Lokalgruppe Freudenberg: Vortrag zum Volksbegehren "Rettet die Bienen"

Die Ökosysteme unseres Planeten befinden sich nicht  mehr im Gleichgewicht, seit immer mehr Menschen die Böden, das Wasser und die Luft ausbeuterisch und extensiv nutzen.

Das weltweite Aussterben von vielen hunderttausenden Tierarten ist nur ein Aspekt dieses bedrohlichen Ungleichgewichts. Die Lage ist so dramatisch, dass nur verbindliche Regelwerke die Zukunft der Artenvielfalt sichern können. Das Volksbegehren Artenschutz in Baden-Württemberg (www.Volksbegehren-Artenschutz.de) gibt die Möglichkeit, dass wir gemeinsam etwas tun können, am 24. September ging es los!
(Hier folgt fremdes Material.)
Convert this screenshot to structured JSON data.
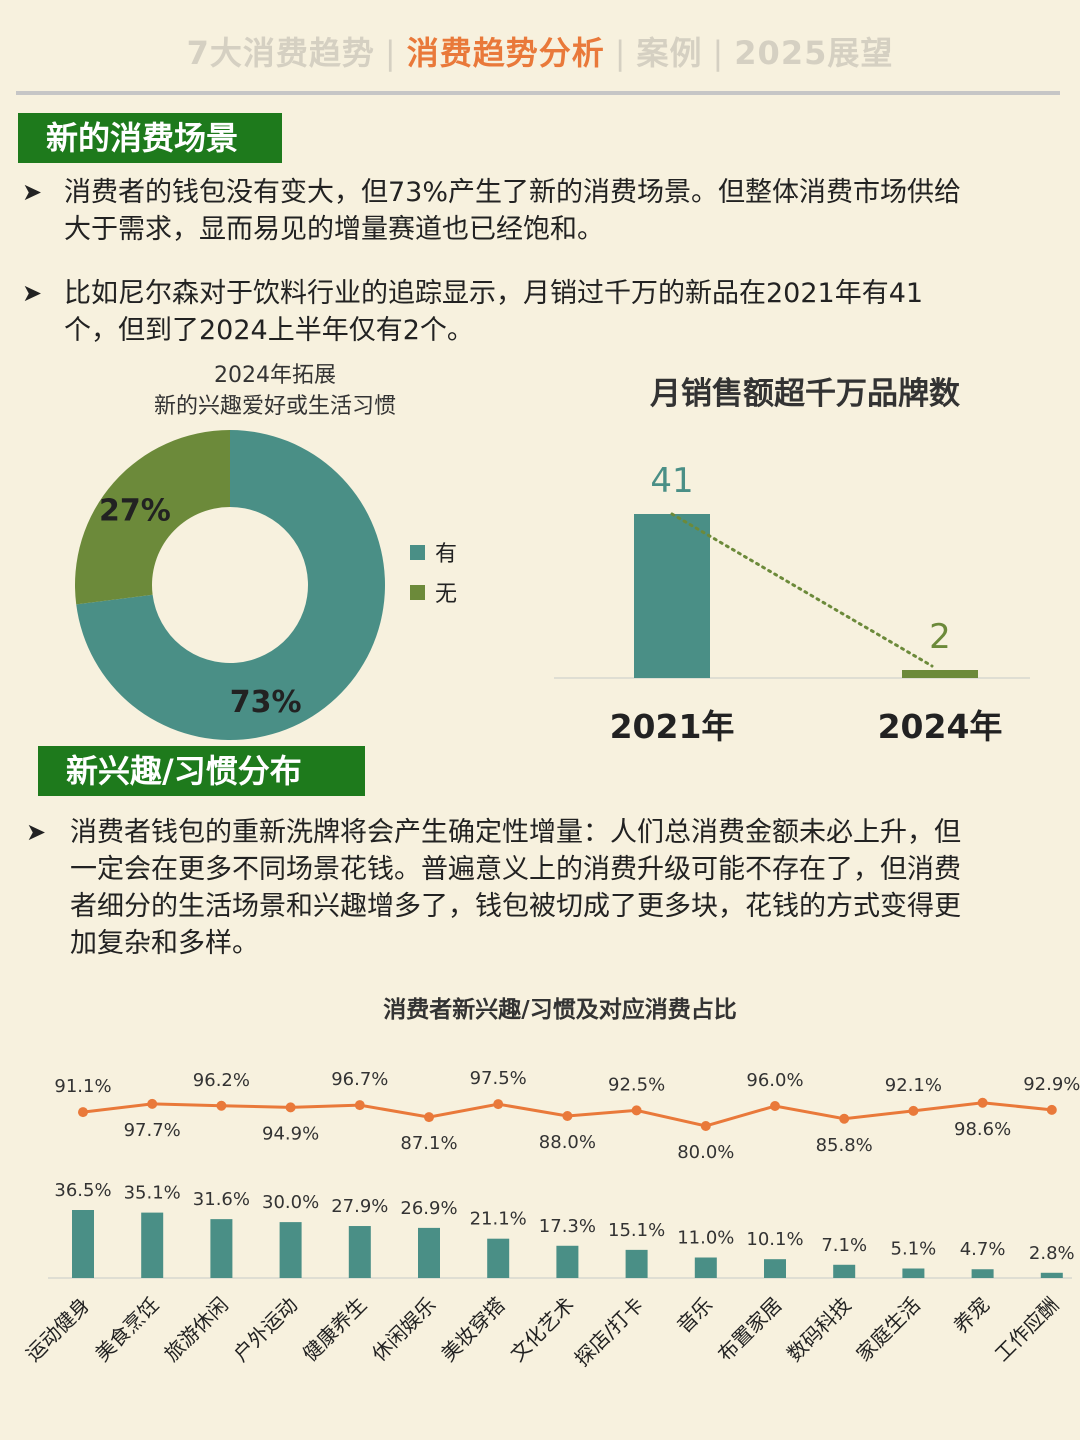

Vor diesem Hintergrund hat die Global Marshall Plan Lokalgruppe Freudenberg den Landesvorsitzenden der ÖDP Baden-Württemberg, Herrn Guido Klamt gebeten, in Freudenberg ausführlich zu diesem Thema Rede und Antwort zu stehen. Nachdem die ÖDP Baden-Württemberg das Volksbegehren „Rettet die Bienen“ erfolgreich auf den Weg gebracht habe, habe es vor allem bei den Landwirten massive Kritik hervorgerufen. Klamt betonte, dass die Maximalforderungen des im Begehren vorgelegten Gesetzesentwurfs sicher nicht eins zu eins umgesetzt würden. Kein Landwirt müsse sich Sorgen um seine Existenz machen. Ganz sicher werde es nach Gesprächen der Initiatoren mit der Landesregierung Ausnahmegenehmigungen geben. Fakt sei: Der wachsende Flächenverbrauch, die Versiegelung der Landschaft, der extensive Pestizideinsatz, aber auch die falsche Förderung für die land- und forstwirtschaftliche Nutzung (Prämiensystem) haben dazu beigetragen, dass die Zahl der Tier- und Pflanzenarten im Lande seit Jahren zurückgeht. Rund 40 Prozent sind inzwischen gefährdet, um 80% sei die Biomasse von Fluginsekten in den letzten drei Jahrzehnten zurückgegangen. Deshalb fordere das Volksbegehren 50% Ökolandwirtschaft, man liege derzeit bei 16%. Hierfür soll die Landesregierung eine Strategie zur Nachfrageerhöhung nach Bioprodukten entwickeln, um diese Ziele zu erreichen. Es werde aber keine Zwangsumstellung geben. Ebenso solle der Einsatz von Pestiziden halbiert werden. Erlaubt sein solle, was in der Ökolandwirtschaft zugelassen ist. Des Weiteren sei beabsichtigt, die Streuobstwiesen zu erhalten und zu schützen.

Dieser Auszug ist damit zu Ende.